Marking notes. Part (a) — 1 mark for identifying a positive / increasing trend; 1 mark for quoting at least one supporting data pair from the graph (e.g. 0 → 4; 100 → 234); 1 mark for a quantitative comparison (fold-increase or magnitude). Part (b) — 1 mark for identifying 2-aminopurine as a base analogue / explaining the analogue mechanism; 1 mark for the misincorporation-then-mispairing step at replication; 1 mark for explicitly linking dose to probability of misincorporation (why the curve rises rather than plateaus immediately).
Section 3 · Extended response · 8 marks · Band 5–6
Sample response. The claim that naturally occurring mutagens are biologically less significant than artificial ones overstates the case: biological significance is set by the mechanism of DNA damage and the exposure received, not by whether the mutagen is natural or artificial. Naturally occurring mutagens include background radiation — low-level ionising radiation arising from rocks, soil and cosmic sources — and mutagenic viruses such as HPV, which insert their genetic material into host DNA via the lesson's "insertion effect", potentially disrupting a coding region or its regulation. Artificial mutagens include medical ionising radiation (X-rays, gamma rays used in radiotherapy) and chemical base analogues such as 2-aminopurine, which mispair with the wrong base in a later round of replication. Mechanistically, the two categories overlap completely: ionising radiation causes strand breaks whether the source is cosmic background or a hospital linear accelerator, and a virus inserting DNA into a genome is no less mutagenic than an industrially synthesised base analogue. The Australian melanoma burden from UV (a non-ionising natural mutagen) and the pre-vaccination cervical-cancer burden from HPV illustrate that naturally occurring mutagens can drive large population-scale disease. Crucially, every mutagen — natural or artificial — only raises the risk of mutation; whether a permanent mutation results depends on whether DNA repair can correct the damage before the damaged sequence is replicated. The claim is therefore rejected: there is no systematic biological advantage to being a "natural" mutagen. What matters at HSC level, and at the level of public-health practice, is the DNA-level mechanism and the cumulative exposure, with DNA repair acting as the limiting factor between damage and mutation.
Marking notes. 1 mark — defines or applies mutagen and distinguishes it from mutation. 1 mark — names at least one valid naturally occurring mutagen with its lesson mechanism (e.g. background radiation → low-dose ionising damage; mutagenic virus → insertion effect). 1 mark — names at least one valid artificial mutagen with its lesson mechanism (e.g.

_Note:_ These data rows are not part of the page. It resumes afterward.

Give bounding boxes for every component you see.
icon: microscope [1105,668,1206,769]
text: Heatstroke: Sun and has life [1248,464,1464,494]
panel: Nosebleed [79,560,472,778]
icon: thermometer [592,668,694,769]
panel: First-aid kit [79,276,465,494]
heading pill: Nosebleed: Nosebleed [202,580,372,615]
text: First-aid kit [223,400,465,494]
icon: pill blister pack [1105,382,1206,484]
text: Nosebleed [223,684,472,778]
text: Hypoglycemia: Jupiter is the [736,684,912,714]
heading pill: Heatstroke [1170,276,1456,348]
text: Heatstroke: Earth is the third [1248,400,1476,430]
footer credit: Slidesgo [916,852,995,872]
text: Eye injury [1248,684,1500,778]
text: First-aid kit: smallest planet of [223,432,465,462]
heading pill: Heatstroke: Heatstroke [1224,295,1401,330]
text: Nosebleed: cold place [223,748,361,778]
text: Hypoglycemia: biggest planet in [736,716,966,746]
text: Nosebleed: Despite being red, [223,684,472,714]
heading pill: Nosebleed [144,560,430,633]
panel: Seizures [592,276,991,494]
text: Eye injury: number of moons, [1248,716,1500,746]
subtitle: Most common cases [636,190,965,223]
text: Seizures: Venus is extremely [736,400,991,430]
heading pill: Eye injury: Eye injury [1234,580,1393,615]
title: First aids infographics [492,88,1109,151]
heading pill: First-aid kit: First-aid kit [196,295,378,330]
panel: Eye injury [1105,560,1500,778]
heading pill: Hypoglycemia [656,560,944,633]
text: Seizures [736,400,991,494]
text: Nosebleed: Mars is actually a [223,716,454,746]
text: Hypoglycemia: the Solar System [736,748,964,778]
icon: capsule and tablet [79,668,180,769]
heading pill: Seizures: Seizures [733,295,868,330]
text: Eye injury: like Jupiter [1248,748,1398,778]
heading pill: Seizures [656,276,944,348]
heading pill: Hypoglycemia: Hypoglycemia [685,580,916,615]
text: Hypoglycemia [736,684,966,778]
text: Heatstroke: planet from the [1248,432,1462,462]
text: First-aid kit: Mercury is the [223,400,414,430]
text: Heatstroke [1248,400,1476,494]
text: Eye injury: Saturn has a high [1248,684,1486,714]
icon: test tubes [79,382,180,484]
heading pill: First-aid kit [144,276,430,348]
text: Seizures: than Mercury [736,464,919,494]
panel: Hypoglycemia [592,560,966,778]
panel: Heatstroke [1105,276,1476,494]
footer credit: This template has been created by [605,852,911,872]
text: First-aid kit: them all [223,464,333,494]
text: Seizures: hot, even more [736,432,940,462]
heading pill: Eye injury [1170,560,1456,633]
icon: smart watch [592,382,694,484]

X-rays → strand breaks; base analogue → mispairing during replication). 1 mark — explicitly argues that mechanism, not source, sets significance (e.g. ionising radiation is mechanistically the same whether cosmic or medical). 1 mark — uses a population-scale or worked example (UV/melanoma; HPV/cervical cancer; CT scans) to support the argument. 1 mark — invokes DNA repair + replication to explain why exposure raises risk rather than guaranteeing mutation. 1 mark — reaches an explicit evaluative judgement that the claim is rejected, framed in lesson terminology (mechanism + exposure decide significance, not whether the source is natural). 1 mark — sustained accurate lesson vocabulary throughout (mutagen, mutation, insertion effect, ionising vs non-ionising, DNA repair, replication).